Hace siete u ocho años -ya no me acuerdo bien- la ley socialista que ampliaba los supuestos de aborto descriminalizado fue recurrida ante el Tribunal Constitucional por el PP. Aquella destipificaba determinadas conductas que habían sido consideradas delictivas hasta entonces, mientras que los recurrentes pretendía regresar a la vieja y más severa normativa. El resultado ha sido que a lo largo de este compás de espera el PP prescindió de toda ulterior iniciativa para volver a la anterior situación jurídico-penal so pretexto de que la estimación de su recurso sería un requisito previo e inexcusable para abordar la cuestión en nuestras Cortes Generales.

La argumentación del PP para no cumplir su promesa electoral no es, sin embargo, correcta. Toda ley, también el Código Penal, ha de respetar la Constitución, pero eso no significa, por continuar con nuestro ejemplo, que una declaración de constitucionalidad de la vigente ley socialista sea determinante para abordar su reforma si se cuenta con el correspondiente apoyo parlamentario. El hecho de que una destipificación no tropiece con ningún obstáculo constitucional no obsta para que también las anteriores figuras delictivas fueran acordes con nuestra Ley Fundamental. El PSOE no descriminalizó determinados supuestos de aborto por ser inconstitucionales sino porque en su opinión y de tejas para abajo se trataría de una opción lícita y mejor que la contraria. No habría choque de trenes en el ámbito constitucional.

Estos días somos también testigos de un intento de desviar hacia el Tribunal Constitucional, ahora por parte del PSOE, toda la problemática de la prisión provisional revisable. El PP, que la llevó al Código Penal mediante la Ley Orgánica 1/2015, considera que es una pena constitucionalmente impecable, criterio que, dicho sea de paso, el autor de estas líneas comparte. Pero el POSE quiso primero esperar por si acaso hasta la resolución del recurso.

Uno confía, ingenuamente, en que las promesas electorales se cumplan y en que, si no fuera así por razones tácticas o políticas en la peor acepción del término, las excusas tendrían una mínima consistencia. Lo que no vale es aprovechar los retrasos del Tribunal Constitucional como pretexto hasta que la oferta caiga totalmente en el olvido o ya no pueda cumplirse porque la relación de fuerzas en las Cortes Generales ha cambiado sustancialmente desde entonces.

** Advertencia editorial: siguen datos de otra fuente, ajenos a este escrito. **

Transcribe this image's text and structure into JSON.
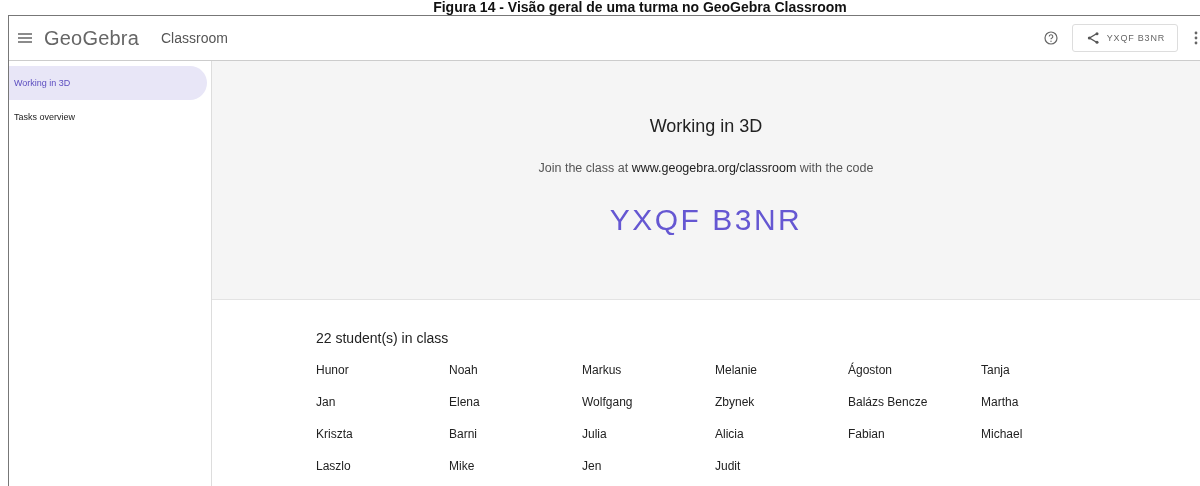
{
  "caption": "Figura 14 - Visão geral de uma turma no GeoGebra Classroom",
  "header": {
    "logo": "GeoGebra",
    "app_name": "Classroom",
    "share_code": "YXQF B3NR"
  },
  "sidebar": {
    "items": [
      {
        "label": "Working in 3D",
        "selected": true
      },
      {
        "label": "Tasks overview",
        "selected": false
      }
    ]
  },
  "hero": {
    "title": "Working in 3D",
    "instructions": "Join the class at **www.geogebra.org/classroom** with the code",
    "code": "YXQF B3NR"
  },
  "students": {
    "count_label": "22 student(s) in class",
    "names": [
      "Hunor",
      "Noah",
      "Markus",
      "Melanie",
      "Ágoston",
      "Tanja",
      "Jan",
      "Elena",
      "Wolfgang",
      "Zbynek",
      "Balázs Bencze",
      "Martha",
      "Kriszta",
      "Barni",
      "Julia",
      "Alicia",
      "Fabian",
      "Michael",
      "Laszlo",
      "Mike",
      "Jen",
      "Judit"
    ]
  }
}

Sean, pues, bienvenidos los recordatorios en una cuestión que afecta nada menos que a la vida de seres humanos, aunque no hayan nacido todavía. No se comparte la opinión de aquella ministra para la que los fetos eran seres pero carentes de humanidad. Serían seres pero no seres humanos.

Se calcula que el número de abortos voluntarios se aproxima en España a los 100.000 anuales, por lo que es una lástima que el Tribunal Constitucional no haya podido pronunciarse sobre tan delicada cuestión durante los último siete u ocho años. No estaría de más preguntarse, puesto que la justicia tardía no es justicia, lo mismo en un juzgado de paz que en el Tribunal Supremo o en el Tribunal Constitucional, si no ha llegado el momento de reflexionar sobre la composición y la competencia de este último, proporcionándole cuantos medios personales y materiales exija su buen funcionamiento, así como modificando, en caso necesario, la propia Constitución.

La manifestación madrileña hace unos días a favor de la vida humana ha sido un acicate para redactar estas líneas.